February 2025
In January 2023, the Office of the Comptroller of the Currency (OCC) released a revised version of the Comptroller’s Handbook on Fair Lending,” including guidelines and processes for examiners to evaluate the risk of fair lending and assess compliance with fair lending regulations. It preserves the essence of the current procedures for fair lending examinations from the January 2010 version and adds important details on examination scenarios, risk factors, and sound risk management practices.
Given the updated guidelines on bank risk management processes, Promontory expects the OCC will take an aggressive approach to fair lending risk in the context of models and model risk management (MRM).
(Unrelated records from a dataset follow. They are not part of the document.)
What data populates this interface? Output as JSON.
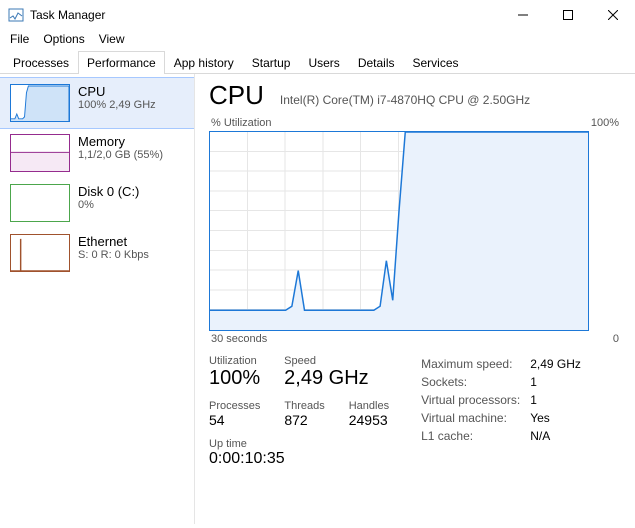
{
  "window": {
    "title": "Task Manager"
  },
  "menu": {
    "file": "File",
    "options": "Options",
    "view": "View"
  },
  "tabs": {
    "processes": "Processes",
    "performance": "Performance",
    "app_history": "App history",
    "startup": "Startup",
    "users": "Users",
    "details": "Details",
    "services": "Services"
  },
  "sidebar": {
    "cpu": {
      "title": "CPU",
      "sub": "100%  2,49 GHz"
    },
    "memory": {
      "title": "Memory",
      "sub": "1,1/2,0 GB (55%)"
    },
    "disk": {
      "title": "Disk 0 (C:)",
      "sub": "0%"
    },
    "ethernet": {
      "title": "Ethernet",
      "sub": "S: 0 R: 0 Kbps"
    }
  },
  "header": {
    "title": "CPU",
    "subtitle": "Intel(R) Core(TM) i7-4870HQ CPU @ 2.50GHz"
  },
  "chart": {
    "top_left": "% Utilization",
    "top_right": "100%",
    "bottom_left": "30 seconds",
    "bottom_right": "0"
  },
  "stats": {
    "utilization_label": "Utilization",
    "utilization": "100%",
    "speed_label": "Speed",
    "speed": "2,49 GHz",
    "processes_label": "Processes",
    "processes": "54",
    "threads_label": "Threads",
    "threads": "872",
    "handles_label": "Handles",
    "handles": "24953",
    "max_speed_label": "Maximum speed:",
    "max_speed": "2,49 GHz",
    "sockets_label": "Sockets:",
    "sockets": "1",
    "vprocs_label": "Virtual processors:",
    "vprocs": "1",
    "vm_label": "Virtual machine:",
    "vm": "Yes",
    "l1_label": "L1 cache:",
    "l1": "N/A"
  },
  "uptime": {
    "label": "Up time",
    "value": "0:00:10:35"
  },
  "chart_data": {
    "type": "line",
    "title": "% Utilization",
    "xlabel": "30 seconds",
    "ylabel": "% Utilization",
    "ylim": [
      0,
      100
    ],
    "x_start_seconds": 30,
    "x_end_seconds": 0,
    "series": [
      {
        "name": "CPU",
        "color": "#1d78d7",
        "values_pct": [
          10,
          10,
          10,
          10,
          10,
          10,
          10,
          10,
          10,
          10,
          10,
          10,
          10,
          12,
          30,
          10,
          10,
          10,
          10,
          10,
          10,
          10,
          10,
          10,
          10,
          10,
          10,
          12,
          35,
          15,
          60,
          100,
          100,
          100,
          100,
          100,
          100,
          100,
          100,
          100,
          100,
          100,
          100,
          100,
          100,
          100,
          100,
          100,
          100,
          100,
          100,
          100,
          100,
          100,
          100,
          100,
          100,
          100,
          100,
          100,
          100
        ]
      }
    ]
  }
}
We expect firms may face certain challenges in implementing effective fair lending data analytics and MRM frameworks.
In our experience, many banks have sufficient processes to evaluate individual controls; however, they often struggle to assess the effectiveness of the overall system of fair lending risk controls.
The handbook highlights statistical analyses for high-volume focal points,6 especially underwriting, pricing, and redlining assessments. When activity volume is significant, data analytics help drive fair lending assessments by using statistical analysis to identify potential risk areas and direct investigative efforts. However, in practice, we see banks fail to identify and mitigate significant data issues and modeling limitations, thus failing to realize the full benefits of statistical analyses. Additionally, firms struggle to incorporate fair lending models in an MRM framework due to differences in construction and usage from risk models. It’s important to address data, modeling, and post-analysis file review for an effective fair lending framework.
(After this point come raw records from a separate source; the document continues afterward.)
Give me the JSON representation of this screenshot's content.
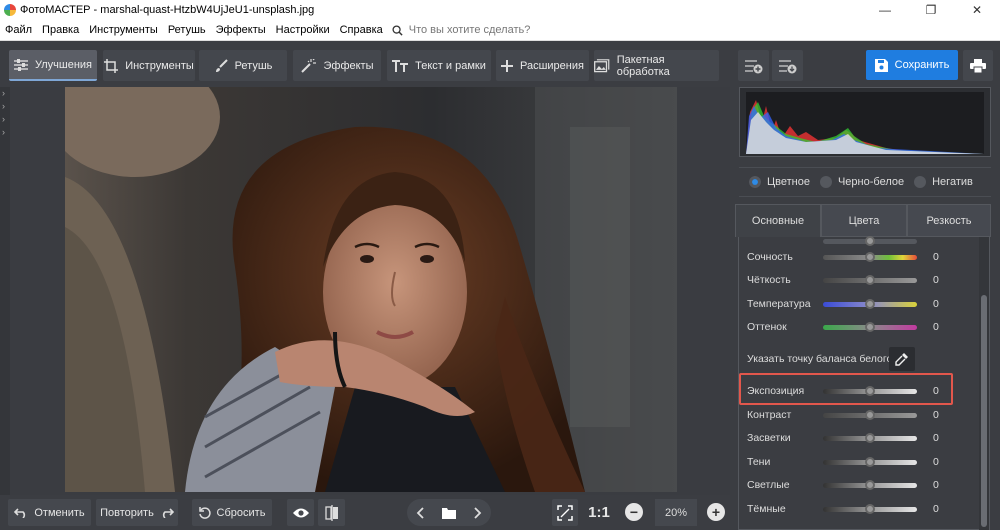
{
  "window": {
    "title": "ФотоМАСТЕР - marshal-quast-HtzbW4UjJeU1-unsplash.jpg",
    "minimize": "—",
    "restore": "❐",
    "close": "✕"
  },
  "menu": {
    "items": [
      "Файл",
      "Правка",
      "Инструменты",
      "Ретушь",
      "Эффекты",
      "Настройки",
      "Справка"
    ],
    "search_placeholder": "Что вы хотите сделать?"
  },
  "toolbar": {
    "tabs": [
      "Улучшения",
      "Инструменты",
      "Ретушь",
      "Эффекты",
      "Текст и рамки",
      "Расширения",
      "Пакетная обработка"
    ],
    "save_label": "Сохранить"
  },
  "bottom": {
    "undo": "Отменить",
    "redo": "Повторить",
    "reset": "Сбросить",
    "ratio": "1:1",
    "zoom": "20%"
  },
  "panel": {
    "modes": [
      "Цветное",
      "Черно-белое",
      "Негатив"
    ],
    "tabs": [
      "Основные",
      "Цвета",
      "Резкость"
    ],
    "white_balance_label": "Указать точку баланса белого",
    "sliders": [
      {
        "label": "Сочность",
        "value": "0"
      },
      {
        "label": "Чёткость",
        "value": "0"
      },
      {
        "label": "Температура",
        "value": "0"
      },
      {
        "label": "Оттенок",
        "value": "0"
      },
      {
        "label": "Экспозиция",
        "value": "0"
      },
      {
        "label": "Контраст",
        "value": "0"
      },
      {
        "label": "Засветки",
        "value": "0"
      },
      {
        "label": "Тени",
        "value": "0"
      },
      {
        "label": "Светлые",
        "value": "0"
      },
      {
        "label": "Тёмные",
        "value": "0"
      }
    ]
  }
}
In performing statistical analyses and comparative file reviews, banks should first evaluate the sample size and create homogeneous segments. Comparative file reviews, which evaluate differences in outcomes for similar applicants, complement statistical analysis in fair lending assessments, providing the additional benefit of identifying data gaps and overlooked factors in models.
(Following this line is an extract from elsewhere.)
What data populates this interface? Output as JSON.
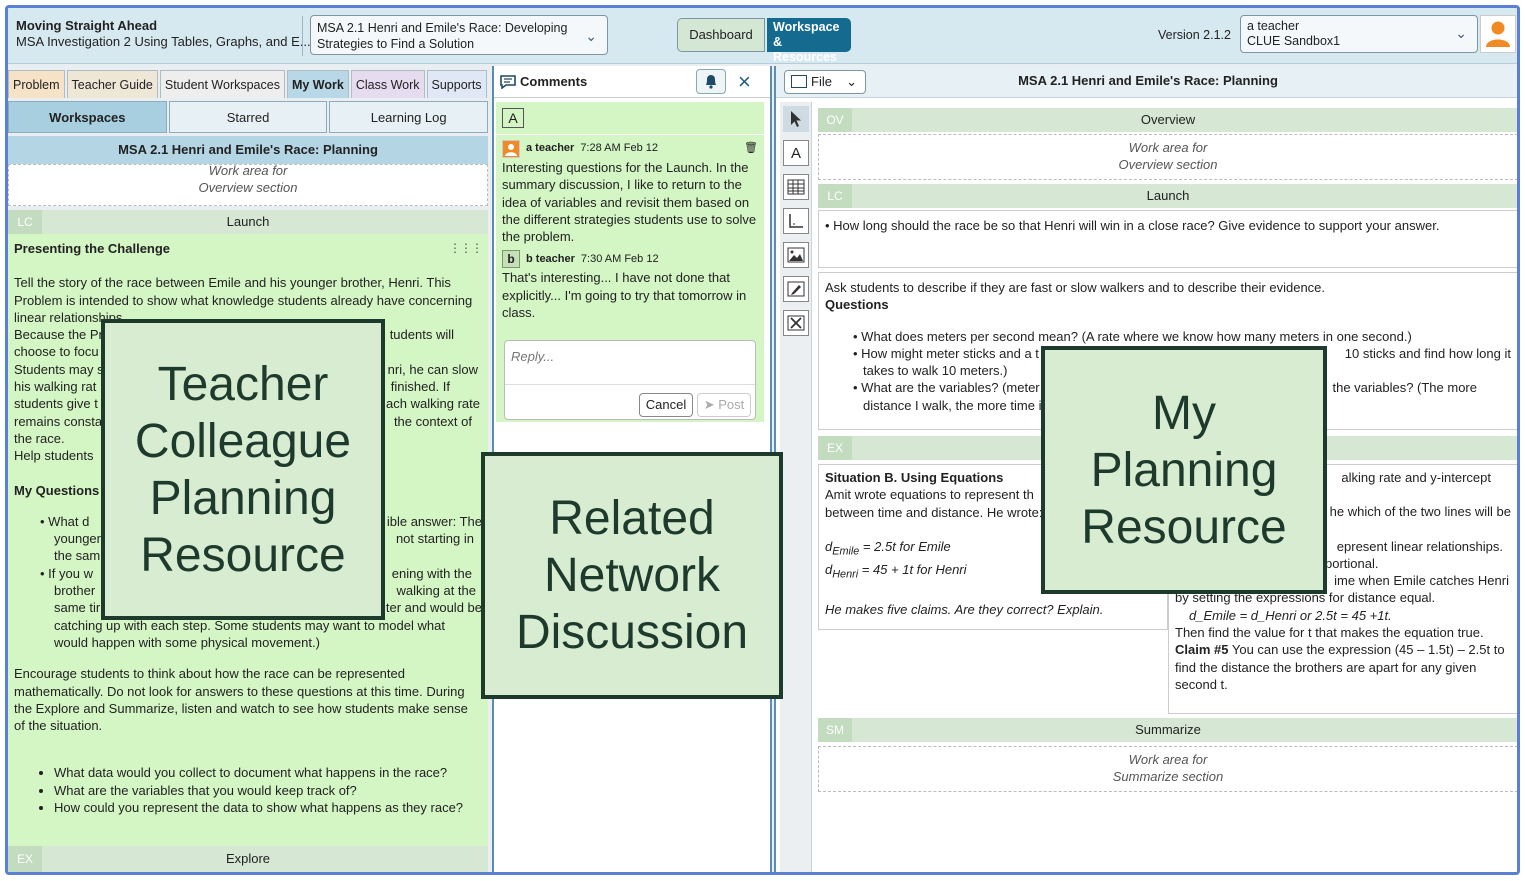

When considering data accuracy in fair lending reviews, banks should focus on the fields used in statistical analyses. In the case of mortgage lending, this requires going beyond the reportable fields in the Home Mortgage Disclosure Act reportable fields (HMDA). Banks should also use demographic proxy methodologies, e.g., Bayesian Improved First Name Surname and Geocoding (BIFSG), to analyze material segments for which demographic information is not collected, e.g., credit cards.
While regulators have issued detailed documentation, development, and validation standards for modeling credit, market, and other risks, there is less guidance for fair lending models and related MRM. We see several key challenges for fair lending analyses and MRM:
The handbook acknowledges that automated and validated credit scoring models present lower fair lending risk. But, complex scoring systems (i.e., those relying on machine learning or data seldom used for credit decisions) carry the greatest fair lending risk, and it instructs examiners to assess the MRM model risk management practices for machine learning.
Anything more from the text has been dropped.